So tell me, Readers, has this has ever happened to you? You’re on mass transit, or sitting in public—maybe at the airport or at the doctor’s office—and you’re reading a book or a magazine, or perhaps if you’re a gadget person, you have an e-reader of sorts. Or maybe you’re working on a laptop. You’re totally into whatever you’re reviewing, and you begin to get the sensation of someone leaning over your shoulder. And someone is! The person next to you has angled just a bit to read or view what you’re reading or working on. (Aside: Yes, guy in the blue shirt sitting next to me on the LIRR as I type this, I mean you!)
Over-the-shoulder reading is not really all that uncommon in a city where we spend a great deal of our time packed into close quarters with each other for transit. In this setting, you can’t help but notice your neighbors and perhaps a story or a graphic catches your eye. However, there is a difference between a peek at a headline and trying to read the entire feature between subway stops. It places the shoulder-reader in very close proximity, encroaching on the meager personal space boundaries that have been etched out. Is it a conscious transgression or a by-product of newly established sharing norms?
On my morning subway ride, there is a man who meets the stereotypical standards for a college professor—he has an assortment of tweed jackets with elbow patches that he wears regardless of the weather. His rimless glasses mask bright, inquisitive eyes. His briefcase is stuffed to the seams with papers that have been endlessly marked. And he always carries the thickest, heaviest reading material. This morning, his book of choice was on the Hundred Years War, but it didn’t seem to hold his attention for long. He kept peering over the shoulder of the woman sitting next to him and reviewing the headlines of her morning paper. It was fairly constant; she would turn the page, he would glance over for a few minutes then return to the battlefield in his book. He has done this on other mornings as well.

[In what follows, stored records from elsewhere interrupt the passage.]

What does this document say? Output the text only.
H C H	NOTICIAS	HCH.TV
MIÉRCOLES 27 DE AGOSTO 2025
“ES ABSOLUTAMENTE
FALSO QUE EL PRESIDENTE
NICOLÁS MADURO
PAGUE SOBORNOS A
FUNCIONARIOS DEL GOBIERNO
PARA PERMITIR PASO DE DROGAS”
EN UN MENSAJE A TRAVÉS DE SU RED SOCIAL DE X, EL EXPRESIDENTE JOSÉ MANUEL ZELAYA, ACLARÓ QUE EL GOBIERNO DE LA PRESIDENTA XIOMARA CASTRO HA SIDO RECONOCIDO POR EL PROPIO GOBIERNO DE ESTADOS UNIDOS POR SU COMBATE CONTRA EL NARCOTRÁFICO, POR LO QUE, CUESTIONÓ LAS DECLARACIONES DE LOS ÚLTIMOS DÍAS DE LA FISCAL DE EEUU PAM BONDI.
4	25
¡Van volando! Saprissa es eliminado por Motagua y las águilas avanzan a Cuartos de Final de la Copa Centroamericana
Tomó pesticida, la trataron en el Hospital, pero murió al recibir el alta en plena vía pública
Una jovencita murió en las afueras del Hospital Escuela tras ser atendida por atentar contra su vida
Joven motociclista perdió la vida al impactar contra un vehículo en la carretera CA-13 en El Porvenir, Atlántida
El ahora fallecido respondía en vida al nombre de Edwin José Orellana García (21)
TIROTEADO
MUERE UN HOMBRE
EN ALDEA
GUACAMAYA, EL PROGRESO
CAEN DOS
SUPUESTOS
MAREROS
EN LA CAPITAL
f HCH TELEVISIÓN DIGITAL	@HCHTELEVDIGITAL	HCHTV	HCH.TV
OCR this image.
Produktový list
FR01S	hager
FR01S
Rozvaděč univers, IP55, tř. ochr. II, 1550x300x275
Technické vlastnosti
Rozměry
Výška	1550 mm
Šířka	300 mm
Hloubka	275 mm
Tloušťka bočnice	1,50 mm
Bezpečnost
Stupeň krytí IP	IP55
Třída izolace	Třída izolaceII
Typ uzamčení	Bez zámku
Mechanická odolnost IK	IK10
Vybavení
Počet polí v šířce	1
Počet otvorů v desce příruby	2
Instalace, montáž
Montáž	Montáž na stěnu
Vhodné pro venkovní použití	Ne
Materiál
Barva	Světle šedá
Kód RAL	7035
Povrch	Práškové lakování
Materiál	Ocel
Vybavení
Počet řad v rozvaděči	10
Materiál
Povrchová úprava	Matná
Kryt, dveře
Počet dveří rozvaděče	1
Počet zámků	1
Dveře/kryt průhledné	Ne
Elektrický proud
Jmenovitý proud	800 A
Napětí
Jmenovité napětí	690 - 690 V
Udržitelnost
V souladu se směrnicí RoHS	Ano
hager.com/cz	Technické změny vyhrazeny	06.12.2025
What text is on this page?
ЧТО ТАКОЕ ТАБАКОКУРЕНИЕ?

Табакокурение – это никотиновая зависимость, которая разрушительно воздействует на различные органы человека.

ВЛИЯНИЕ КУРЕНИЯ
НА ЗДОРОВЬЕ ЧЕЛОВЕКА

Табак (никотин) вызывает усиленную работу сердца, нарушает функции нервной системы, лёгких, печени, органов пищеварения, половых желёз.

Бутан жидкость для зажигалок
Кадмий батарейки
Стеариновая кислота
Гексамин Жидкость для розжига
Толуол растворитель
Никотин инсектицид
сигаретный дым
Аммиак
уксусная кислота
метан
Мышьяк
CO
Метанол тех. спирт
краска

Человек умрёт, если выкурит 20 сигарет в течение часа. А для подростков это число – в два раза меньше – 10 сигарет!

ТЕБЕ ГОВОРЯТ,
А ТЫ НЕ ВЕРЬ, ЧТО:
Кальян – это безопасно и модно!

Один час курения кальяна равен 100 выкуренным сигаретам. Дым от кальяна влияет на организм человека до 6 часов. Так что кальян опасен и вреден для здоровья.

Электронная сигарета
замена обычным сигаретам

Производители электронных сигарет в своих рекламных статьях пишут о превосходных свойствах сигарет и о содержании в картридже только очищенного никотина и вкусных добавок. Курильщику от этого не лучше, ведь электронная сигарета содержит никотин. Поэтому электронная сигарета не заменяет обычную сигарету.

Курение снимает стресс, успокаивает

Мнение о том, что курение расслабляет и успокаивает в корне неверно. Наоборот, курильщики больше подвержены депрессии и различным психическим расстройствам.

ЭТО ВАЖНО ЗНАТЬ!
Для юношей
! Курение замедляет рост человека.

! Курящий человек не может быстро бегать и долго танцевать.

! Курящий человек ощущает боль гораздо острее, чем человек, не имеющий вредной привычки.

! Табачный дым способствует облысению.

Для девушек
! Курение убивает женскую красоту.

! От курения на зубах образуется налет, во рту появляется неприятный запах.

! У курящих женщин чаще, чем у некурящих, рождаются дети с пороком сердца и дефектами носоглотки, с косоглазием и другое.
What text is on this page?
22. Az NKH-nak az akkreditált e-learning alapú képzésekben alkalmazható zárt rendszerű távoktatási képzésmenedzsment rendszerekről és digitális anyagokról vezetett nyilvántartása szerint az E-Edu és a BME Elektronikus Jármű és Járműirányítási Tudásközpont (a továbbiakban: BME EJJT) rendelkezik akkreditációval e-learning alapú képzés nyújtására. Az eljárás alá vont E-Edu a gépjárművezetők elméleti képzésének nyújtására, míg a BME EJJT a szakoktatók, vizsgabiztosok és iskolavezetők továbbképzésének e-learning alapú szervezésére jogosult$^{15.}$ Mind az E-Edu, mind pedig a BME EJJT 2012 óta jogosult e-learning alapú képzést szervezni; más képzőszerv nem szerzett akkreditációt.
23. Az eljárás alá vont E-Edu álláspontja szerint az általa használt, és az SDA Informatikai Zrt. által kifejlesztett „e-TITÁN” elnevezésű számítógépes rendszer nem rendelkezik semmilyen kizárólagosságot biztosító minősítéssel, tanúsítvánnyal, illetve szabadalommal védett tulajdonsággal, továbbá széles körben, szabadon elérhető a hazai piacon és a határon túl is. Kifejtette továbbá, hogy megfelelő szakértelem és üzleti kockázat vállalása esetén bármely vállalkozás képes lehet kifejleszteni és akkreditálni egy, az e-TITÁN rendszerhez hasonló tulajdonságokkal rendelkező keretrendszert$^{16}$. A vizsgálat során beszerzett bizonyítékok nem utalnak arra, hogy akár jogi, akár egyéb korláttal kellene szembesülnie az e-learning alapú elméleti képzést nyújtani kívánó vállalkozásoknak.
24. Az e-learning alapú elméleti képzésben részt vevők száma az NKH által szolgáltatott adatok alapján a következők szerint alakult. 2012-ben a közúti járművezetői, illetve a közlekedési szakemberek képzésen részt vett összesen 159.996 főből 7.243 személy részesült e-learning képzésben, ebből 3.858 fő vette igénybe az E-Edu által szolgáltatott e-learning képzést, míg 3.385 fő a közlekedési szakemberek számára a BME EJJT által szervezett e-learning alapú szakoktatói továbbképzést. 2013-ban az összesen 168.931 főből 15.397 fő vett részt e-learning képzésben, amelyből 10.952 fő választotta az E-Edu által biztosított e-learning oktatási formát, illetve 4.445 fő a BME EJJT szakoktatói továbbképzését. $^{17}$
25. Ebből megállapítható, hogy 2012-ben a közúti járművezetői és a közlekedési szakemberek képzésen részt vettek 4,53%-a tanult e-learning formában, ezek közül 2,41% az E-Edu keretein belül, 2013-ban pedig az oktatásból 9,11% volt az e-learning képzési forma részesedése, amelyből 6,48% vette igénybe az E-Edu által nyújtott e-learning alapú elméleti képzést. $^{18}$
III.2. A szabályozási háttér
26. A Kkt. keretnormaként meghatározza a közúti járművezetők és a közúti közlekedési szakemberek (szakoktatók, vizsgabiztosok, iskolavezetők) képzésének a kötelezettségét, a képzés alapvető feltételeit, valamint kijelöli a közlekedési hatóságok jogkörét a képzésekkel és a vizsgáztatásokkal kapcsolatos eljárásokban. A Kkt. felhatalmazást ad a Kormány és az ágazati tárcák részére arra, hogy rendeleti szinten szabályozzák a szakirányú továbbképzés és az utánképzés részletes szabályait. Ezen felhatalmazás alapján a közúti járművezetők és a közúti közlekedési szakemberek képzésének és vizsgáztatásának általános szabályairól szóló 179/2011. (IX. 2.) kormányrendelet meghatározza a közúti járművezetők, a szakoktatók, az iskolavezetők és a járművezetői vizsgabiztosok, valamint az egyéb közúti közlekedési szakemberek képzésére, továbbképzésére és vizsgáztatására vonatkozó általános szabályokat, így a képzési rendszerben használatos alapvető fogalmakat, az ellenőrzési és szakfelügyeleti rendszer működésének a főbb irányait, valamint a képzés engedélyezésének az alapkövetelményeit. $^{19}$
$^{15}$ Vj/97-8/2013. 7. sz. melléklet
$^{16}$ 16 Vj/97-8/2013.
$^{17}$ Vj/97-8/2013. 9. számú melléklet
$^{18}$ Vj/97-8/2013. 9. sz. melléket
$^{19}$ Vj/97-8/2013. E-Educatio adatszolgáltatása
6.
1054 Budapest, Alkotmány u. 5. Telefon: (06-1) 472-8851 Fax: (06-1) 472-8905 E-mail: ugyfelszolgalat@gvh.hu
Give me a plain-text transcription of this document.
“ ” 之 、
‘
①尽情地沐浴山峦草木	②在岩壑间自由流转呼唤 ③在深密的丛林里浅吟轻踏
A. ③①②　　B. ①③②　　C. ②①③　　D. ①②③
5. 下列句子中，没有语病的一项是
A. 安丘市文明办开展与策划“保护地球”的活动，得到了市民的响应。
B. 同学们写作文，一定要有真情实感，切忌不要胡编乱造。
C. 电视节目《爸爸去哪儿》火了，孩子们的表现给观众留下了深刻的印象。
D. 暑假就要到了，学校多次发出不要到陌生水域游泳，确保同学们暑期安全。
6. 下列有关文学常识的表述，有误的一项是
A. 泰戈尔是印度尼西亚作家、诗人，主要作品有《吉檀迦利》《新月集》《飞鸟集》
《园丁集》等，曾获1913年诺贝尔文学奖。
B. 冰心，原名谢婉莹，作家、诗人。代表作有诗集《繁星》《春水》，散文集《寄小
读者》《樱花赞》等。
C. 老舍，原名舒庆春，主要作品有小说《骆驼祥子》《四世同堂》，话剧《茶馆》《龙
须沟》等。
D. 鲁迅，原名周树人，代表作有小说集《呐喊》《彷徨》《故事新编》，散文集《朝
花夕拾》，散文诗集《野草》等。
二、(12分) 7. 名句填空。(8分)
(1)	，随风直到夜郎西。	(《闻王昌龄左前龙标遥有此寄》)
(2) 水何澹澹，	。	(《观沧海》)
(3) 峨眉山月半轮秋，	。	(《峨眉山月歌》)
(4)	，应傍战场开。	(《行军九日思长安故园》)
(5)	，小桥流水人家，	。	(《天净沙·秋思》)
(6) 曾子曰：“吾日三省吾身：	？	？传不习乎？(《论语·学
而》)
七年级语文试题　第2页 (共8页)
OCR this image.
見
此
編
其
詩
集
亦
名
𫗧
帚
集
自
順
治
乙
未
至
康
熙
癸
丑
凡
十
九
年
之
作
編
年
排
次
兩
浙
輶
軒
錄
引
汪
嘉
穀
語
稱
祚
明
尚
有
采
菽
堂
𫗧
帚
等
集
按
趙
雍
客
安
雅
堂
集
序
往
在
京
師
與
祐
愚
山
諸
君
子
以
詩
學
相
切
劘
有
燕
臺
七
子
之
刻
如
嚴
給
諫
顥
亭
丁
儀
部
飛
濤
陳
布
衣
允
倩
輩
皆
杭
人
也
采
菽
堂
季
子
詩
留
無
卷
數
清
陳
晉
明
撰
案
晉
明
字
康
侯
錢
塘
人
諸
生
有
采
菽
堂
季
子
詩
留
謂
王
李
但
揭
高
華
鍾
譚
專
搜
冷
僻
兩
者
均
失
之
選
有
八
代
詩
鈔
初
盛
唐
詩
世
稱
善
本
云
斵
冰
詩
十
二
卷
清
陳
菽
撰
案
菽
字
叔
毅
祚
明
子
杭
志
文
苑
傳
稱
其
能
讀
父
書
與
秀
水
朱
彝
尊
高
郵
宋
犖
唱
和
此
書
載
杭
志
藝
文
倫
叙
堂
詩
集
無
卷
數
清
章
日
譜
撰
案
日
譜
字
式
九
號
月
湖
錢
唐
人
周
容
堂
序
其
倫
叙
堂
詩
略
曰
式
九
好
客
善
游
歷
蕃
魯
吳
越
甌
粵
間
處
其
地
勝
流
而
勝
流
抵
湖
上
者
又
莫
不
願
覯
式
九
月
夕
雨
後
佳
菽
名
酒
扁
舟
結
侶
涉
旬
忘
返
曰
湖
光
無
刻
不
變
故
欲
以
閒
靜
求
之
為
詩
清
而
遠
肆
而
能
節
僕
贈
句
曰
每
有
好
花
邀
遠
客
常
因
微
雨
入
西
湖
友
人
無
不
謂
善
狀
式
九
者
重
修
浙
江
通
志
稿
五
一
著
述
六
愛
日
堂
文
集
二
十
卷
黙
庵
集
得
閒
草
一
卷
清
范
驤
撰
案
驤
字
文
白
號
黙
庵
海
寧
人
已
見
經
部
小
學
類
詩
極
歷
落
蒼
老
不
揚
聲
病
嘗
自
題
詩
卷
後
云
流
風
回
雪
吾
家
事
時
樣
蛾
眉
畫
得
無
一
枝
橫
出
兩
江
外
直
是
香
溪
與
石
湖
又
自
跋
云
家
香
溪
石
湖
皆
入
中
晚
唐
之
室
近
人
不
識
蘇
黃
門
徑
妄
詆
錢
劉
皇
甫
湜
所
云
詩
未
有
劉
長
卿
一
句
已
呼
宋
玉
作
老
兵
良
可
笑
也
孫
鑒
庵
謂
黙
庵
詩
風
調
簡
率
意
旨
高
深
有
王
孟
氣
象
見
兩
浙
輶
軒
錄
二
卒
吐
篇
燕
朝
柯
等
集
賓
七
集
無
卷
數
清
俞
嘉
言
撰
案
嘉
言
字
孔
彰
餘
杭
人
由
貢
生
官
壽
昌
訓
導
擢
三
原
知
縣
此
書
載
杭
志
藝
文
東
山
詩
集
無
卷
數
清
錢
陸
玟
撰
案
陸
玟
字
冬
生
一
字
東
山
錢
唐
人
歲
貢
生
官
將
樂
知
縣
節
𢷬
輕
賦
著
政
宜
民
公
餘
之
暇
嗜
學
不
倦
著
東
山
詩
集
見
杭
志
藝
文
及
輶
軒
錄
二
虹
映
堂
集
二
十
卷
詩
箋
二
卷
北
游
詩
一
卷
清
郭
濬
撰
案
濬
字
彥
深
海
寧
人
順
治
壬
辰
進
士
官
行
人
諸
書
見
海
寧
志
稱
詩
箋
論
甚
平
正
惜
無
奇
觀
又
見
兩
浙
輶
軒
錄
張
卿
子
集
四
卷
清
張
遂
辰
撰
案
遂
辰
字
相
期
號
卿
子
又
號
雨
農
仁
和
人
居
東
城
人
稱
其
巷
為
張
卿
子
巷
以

Commuting lends itself to patterns and routines. You more or less tend to travel with the same people because you’re operating on similar schedules. (I’m always fairly surprised at the number of my neighbors who work in the downtown area with me.) As a result, you may start to experience a sense of familiarity with these folks, as I described in my posts about the commuter who always looks for particular seats on the ride home on the LIRR. (See here and here.) But while a sense of familiarity may provide an excuse to see what page someone is on if you’ve read the same book, or allow you to make a comment about a headline, between strangers these behaviors become invasive. On the subway during rush hour in particular, one’s sense of personal space is already challenged—there’s no getting away from the hot, sticky arm of the woman standing next to you and the ability to distract yourself with some reading material is a chance to mentally reassert your personal space boundaries. Over-the-shoulder readers remove this barrier.
But our culture is growing more and more share friendly, so perhaps we can explain this behavior as an outgrowth of the Facebook Like button and the Share buttons that many websites feature. CNN, for example, will tell you how many people have recommended a story—and invite you to be the first of your friends to share it (or, once you’ve signed in, join the ranks of your friends who have shared the story). It’s a culture where we’re constantly being invited to see what others are doing and thinking. So while over-the-shoulder readers have always been around, their behavior seems more normalized in this context: they’re just trying to determine if you’re viewing something that worthy of sharing.
How do you deal with over-the-shoulder readers? I have only seen one instance where an individual seemed to react to a shoulder-reader, and her response was a long and pointed look, which did nothing to deter the reader, by the way.